The first thing __init__()
does is instantiate (and therefore initializes) the class that handles the interface to Salesforce. We’ll see more about it later, but for the moment the most important thing is that it will connect to Salesforce and retrieve the record for the user. From that we can get their name, title, company, etc.
Using that it builds the system prompt. The hope is that when GPT is generating content, it can fill in the blanks for [Your Company] etc. in its outputs. Does that work? Sometimes. We’ll talk about that later too.6
Next up, the code instantiates the interface to GPT, passing in the system prompt as well as our instance of SalesforceFunctions. It’s not quite visible to us here, but the SalesforceFunctions class will provide GPT with the database query function and metadata that GPT will use to generate queries into Salesforce.

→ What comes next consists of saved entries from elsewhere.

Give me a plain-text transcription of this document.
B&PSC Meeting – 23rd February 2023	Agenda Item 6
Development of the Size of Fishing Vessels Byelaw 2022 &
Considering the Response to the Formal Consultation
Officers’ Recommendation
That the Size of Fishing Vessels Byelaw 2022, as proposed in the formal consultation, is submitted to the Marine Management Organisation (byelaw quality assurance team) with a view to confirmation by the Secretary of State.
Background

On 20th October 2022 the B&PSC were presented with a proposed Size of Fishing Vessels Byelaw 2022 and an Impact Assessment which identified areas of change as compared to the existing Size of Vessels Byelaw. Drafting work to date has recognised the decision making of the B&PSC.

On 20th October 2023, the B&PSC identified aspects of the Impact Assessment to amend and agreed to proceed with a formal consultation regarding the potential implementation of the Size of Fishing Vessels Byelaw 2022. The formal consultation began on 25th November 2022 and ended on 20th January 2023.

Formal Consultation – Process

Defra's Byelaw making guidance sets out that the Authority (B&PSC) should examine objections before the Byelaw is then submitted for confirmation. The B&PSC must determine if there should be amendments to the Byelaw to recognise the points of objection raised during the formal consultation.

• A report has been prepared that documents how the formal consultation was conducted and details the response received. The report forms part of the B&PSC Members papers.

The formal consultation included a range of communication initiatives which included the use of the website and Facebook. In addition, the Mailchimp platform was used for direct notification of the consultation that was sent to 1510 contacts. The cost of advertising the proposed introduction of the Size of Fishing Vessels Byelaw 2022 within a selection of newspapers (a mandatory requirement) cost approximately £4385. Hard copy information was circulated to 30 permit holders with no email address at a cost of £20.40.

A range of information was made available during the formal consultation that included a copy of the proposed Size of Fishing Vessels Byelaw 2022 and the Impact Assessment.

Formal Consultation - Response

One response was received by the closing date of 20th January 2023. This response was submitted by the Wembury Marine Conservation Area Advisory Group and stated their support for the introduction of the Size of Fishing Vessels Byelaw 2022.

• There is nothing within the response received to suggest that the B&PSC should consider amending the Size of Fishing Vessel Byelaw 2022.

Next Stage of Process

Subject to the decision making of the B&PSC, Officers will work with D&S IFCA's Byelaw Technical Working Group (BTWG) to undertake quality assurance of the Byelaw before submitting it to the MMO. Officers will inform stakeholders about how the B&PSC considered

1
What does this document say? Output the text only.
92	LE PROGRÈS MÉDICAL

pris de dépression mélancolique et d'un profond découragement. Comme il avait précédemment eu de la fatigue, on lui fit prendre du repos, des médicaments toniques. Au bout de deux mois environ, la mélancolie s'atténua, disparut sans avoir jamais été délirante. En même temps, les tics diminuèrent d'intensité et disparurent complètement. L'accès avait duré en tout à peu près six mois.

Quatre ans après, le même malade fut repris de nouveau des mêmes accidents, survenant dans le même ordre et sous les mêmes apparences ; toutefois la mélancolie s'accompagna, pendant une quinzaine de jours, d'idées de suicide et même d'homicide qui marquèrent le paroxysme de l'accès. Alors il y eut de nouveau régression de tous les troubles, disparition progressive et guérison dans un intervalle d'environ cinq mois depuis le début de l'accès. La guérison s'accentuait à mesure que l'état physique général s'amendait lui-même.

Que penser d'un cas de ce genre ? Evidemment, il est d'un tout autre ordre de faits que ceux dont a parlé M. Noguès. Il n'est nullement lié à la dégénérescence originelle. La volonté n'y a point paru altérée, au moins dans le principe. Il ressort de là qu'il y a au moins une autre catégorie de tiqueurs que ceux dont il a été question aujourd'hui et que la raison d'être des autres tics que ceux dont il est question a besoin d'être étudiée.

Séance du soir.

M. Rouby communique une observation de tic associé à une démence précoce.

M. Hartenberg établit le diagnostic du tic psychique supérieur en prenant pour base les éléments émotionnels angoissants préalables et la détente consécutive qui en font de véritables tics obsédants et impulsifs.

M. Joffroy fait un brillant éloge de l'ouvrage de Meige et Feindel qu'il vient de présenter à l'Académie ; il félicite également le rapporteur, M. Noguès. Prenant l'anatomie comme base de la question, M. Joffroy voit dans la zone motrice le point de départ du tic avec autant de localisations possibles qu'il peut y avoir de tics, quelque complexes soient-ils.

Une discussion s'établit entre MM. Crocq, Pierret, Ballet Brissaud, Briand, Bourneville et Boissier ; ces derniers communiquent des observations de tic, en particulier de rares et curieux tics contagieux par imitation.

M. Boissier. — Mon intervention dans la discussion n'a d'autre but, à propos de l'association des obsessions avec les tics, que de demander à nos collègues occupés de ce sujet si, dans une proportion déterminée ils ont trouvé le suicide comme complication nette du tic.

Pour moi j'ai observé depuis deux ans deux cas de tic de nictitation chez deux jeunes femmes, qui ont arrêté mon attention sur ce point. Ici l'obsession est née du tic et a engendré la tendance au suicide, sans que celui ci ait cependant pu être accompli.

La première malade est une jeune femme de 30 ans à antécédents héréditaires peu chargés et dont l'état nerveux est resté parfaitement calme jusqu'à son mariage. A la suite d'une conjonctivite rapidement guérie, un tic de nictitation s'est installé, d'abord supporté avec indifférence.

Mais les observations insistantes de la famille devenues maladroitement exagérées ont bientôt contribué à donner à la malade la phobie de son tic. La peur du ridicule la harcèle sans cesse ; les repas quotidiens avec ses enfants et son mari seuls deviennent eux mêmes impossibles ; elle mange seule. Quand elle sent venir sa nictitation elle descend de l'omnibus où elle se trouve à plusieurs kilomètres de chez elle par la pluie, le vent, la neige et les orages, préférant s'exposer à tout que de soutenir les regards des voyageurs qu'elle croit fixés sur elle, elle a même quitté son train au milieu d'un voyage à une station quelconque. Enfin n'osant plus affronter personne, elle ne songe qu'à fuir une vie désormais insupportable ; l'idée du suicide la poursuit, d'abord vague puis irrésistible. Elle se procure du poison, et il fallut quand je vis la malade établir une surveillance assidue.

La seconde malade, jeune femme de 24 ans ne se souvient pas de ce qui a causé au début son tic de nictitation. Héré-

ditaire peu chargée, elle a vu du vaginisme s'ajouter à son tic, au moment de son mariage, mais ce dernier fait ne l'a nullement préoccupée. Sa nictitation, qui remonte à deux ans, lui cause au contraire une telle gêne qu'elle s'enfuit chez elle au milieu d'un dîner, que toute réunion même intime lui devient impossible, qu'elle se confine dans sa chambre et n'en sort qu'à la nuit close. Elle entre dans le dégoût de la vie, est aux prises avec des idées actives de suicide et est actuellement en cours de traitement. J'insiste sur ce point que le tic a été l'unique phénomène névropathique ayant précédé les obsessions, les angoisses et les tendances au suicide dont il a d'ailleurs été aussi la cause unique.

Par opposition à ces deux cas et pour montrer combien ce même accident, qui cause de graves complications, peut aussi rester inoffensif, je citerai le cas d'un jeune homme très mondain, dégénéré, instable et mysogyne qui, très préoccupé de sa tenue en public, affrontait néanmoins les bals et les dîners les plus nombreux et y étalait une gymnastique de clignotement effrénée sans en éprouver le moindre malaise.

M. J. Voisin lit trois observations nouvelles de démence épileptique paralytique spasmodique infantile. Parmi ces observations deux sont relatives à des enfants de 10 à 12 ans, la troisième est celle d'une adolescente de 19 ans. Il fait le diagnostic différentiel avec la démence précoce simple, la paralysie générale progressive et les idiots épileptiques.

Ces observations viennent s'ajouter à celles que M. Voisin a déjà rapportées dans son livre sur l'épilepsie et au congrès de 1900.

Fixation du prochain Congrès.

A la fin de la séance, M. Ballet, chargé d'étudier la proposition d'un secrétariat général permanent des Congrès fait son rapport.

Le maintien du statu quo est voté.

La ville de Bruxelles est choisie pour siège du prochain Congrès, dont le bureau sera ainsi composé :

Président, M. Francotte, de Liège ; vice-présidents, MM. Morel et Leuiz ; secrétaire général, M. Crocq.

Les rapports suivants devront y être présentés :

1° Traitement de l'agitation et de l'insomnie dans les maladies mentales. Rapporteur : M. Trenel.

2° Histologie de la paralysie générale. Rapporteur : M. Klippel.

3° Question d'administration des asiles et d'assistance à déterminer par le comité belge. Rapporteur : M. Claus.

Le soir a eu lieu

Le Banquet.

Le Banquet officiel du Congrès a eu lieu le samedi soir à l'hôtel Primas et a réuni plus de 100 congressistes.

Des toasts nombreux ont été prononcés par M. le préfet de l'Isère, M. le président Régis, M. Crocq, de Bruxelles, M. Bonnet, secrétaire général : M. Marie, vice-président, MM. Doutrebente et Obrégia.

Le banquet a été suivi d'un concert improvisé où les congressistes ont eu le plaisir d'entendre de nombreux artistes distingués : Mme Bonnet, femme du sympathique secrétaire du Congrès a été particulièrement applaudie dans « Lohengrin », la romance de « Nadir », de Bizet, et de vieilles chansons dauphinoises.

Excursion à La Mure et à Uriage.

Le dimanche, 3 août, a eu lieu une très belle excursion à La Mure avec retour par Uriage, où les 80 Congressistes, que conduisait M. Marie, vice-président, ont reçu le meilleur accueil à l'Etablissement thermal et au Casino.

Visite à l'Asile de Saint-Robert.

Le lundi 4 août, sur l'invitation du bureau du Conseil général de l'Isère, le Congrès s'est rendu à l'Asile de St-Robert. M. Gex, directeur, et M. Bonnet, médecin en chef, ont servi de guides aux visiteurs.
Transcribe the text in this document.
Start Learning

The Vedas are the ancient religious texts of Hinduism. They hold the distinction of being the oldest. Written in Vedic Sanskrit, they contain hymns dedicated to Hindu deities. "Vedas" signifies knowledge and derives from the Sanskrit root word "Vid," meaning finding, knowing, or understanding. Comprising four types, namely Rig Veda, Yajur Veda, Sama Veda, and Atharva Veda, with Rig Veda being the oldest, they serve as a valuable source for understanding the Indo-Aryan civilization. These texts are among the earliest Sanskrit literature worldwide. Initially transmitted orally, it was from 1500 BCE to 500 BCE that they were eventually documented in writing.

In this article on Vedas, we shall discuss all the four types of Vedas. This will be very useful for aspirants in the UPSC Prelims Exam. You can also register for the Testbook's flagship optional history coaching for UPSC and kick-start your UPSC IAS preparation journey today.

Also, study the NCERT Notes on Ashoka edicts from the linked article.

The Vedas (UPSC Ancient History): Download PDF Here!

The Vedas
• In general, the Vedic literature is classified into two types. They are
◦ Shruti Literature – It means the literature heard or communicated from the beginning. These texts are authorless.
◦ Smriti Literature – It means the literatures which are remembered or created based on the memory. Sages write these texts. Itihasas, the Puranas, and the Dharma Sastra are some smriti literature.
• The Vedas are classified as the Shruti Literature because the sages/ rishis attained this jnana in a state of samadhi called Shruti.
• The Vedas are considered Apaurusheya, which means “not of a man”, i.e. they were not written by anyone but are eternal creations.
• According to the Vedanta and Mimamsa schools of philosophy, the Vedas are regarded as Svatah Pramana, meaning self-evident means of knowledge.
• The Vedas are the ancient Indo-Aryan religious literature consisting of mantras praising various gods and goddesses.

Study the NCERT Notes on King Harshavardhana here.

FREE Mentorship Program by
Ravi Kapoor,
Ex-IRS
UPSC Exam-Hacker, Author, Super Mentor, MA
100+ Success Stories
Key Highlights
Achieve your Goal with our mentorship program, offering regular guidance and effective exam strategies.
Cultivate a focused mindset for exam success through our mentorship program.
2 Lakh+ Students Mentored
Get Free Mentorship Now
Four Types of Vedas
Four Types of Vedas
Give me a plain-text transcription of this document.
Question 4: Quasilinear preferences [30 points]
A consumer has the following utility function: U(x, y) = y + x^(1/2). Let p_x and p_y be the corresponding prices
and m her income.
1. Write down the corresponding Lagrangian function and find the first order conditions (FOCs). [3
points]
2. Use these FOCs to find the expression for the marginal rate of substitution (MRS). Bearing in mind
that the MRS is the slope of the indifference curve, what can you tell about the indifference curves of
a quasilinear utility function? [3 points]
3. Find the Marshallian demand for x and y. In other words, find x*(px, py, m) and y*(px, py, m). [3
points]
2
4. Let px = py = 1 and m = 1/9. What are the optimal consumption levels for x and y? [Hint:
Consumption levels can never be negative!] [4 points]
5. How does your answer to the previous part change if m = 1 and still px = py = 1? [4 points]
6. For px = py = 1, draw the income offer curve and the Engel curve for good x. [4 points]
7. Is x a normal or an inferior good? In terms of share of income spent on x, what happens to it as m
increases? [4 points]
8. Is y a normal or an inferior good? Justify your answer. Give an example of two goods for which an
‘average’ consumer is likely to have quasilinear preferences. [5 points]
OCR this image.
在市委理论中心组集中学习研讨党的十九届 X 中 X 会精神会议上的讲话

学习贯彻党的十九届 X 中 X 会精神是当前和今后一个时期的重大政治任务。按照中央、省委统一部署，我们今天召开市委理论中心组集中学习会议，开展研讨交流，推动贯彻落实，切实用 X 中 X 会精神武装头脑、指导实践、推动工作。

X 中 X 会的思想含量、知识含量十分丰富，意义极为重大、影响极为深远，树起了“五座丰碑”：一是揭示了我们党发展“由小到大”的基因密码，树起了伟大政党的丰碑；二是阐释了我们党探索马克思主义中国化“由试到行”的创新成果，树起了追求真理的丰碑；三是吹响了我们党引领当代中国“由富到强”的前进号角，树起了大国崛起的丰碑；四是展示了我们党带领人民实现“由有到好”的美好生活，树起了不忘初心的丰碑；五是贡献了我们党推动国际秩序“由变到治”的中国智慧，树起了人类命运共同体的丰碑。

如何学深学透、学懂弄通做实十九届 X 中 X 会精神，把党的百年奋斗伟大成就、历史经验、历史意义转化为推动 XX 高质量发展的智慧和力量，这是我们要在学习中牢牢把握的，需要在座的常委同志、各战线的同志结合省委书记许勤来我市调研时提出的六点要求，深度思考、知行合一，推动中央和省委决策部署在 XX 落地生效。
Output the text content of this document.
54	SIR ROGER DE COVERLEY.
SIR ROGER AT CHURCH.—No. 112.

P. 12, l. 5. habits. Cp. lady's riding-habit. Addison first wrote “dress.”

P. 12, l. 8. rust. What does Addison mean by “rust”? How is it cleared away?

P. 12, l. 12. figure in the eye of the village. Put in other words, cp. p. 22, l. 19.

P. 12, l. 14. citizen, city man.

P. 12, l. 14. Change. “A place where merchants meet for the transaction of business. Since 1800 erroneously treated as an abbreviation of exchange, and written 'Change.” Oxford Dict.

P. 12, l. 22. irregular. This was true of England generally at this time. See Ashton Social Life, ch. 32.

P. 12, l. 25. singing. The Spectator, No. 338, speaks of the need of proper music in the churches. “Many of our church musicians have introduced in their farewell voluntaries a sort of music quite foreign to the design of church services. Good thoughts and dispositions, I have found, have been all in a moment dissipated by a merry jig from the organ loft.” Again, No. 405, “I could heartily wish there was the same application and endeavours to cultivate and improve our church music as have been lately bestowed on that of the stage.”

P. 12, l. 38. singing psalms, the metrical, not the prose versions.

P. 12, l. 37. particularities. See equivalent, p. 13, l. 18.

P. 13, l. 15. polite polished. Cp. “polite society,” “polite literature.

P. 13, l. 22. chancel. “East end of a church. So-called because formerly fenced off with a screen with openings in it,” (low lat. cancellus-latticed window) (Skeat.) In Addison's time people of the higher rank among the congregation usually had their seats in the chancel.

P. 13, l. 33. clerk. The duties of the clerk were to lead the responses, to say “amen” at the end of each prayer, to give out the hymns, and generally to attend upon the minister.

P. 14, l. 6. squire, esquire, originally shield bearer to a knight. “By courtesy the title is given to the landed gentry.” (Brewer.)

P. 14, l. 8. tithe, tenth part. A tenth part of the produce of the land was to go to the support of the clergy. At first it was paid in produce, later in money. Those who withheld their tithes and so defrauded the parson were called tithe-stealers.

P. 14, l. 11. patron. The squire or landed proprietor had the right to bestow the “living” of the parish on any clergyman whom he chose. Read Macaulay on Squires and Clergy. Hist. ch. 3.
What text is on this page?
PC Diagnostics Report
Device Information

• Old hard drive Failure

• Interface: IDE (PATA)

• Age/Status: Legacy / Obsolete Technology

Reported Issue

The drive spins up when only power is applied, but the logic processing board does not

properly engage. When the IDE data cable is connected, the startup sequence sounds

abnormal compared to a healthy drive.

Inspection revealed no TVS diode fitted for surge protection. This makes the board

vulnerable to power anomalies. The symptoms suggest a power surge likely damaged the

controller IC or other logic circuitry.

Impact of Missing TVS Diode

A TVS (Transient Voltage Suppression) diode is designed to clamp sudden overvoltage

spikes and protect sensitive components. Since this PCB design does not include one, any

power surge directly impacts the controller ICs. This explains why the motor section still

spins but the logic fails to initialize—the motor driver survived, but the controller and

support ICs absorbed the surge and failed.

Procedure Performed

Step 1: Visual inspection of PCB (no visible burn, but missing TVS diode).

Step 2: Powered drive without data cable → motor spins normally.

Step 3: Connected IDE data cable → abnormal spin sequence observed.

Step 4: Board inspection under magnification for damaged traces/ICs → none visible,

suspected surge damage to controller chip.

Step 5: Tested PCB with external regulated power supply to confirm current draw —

After that, we print our hello and __init__
is done.
ReWrapText
One of the problems in a chatbot is that GPT will return very long lines of text, and if we just print them out they can run off the edge of the window. So we need to word-wrap the text. But you cannot just word-wrap the entire text at once; you have to word-wrap each line individually to preserve the structure in the text.
The method rewraptext()
does that.
Bot_Print
If the output spans multiple lines, print each line with an indent so things line up nicely.
AutoBot
The autobot()
method will run through your test cases as a simulation of a user scenario.
It just loops over the lines passed into it, simulating the user having typed them in (either all at once or at a slower pace in the show pony mode) and then feeds them to GPT to answer them (and print the response).
ChatBot
This is the method that drive the interactive process. And it’s all of 4 lines of code:
while True:
u = input('\nUser: ')
g = self.rewrap_text(self.gpt.ask_gpt(u))
self.bot_print(g)
Talk about Low Code!7
if __name__ == “__main__”:
This is a fairly standard way to kick off processing in a Python program. This section of code just initializes the log file, defines the test suite inputs, runs the autobot, and then launches the chatbot. Comment out running the autobot if you don’t want it.
Final Thoughts
This post really covers the least exciting bits of the application, as clearly the heavy lifting happens elsewhere. In the next post I’ll start with probably the most interesting and challenging part, the SQL to SOQL conversion.
The one thing I think you’ll discover, especially if you play with the application yourself, is how little you have to tell GPT for it to appear knowledgeable about your Salesforce system and its customer data.
If you have a hard time getting the chat bot up and running, leave a comment or reply to the post. I’m happy to lend you a hand! The goal here is for you to not just hear what is possible but to see how it actually behaves.8
Into gpt-3.5-turbo
to be specific, unless you are feeling rich, in which case gpt-4
. I’ll just use the acronym GPT to represent either one of them.
In our case; functions are a generic mechanism that can be used for any purpose not just SQL generation.
When we explore the code, you’ll see that we send the results back to GPT not as a user message but as a function message so that it knows it was the results of the function call.
Although, perhaps, the user is not as happy waiting.
OK, about half of it is comments and whitespace, because I do not subscribe to the Jackson Pollock “drip period” school of code formatting, let alone his “black period” style.
I’m building up quite the list of “to talk about later”s.
If we don’t talk about the other 800+ lines of code, of course.
The wooden clock analogy I used a few months ago.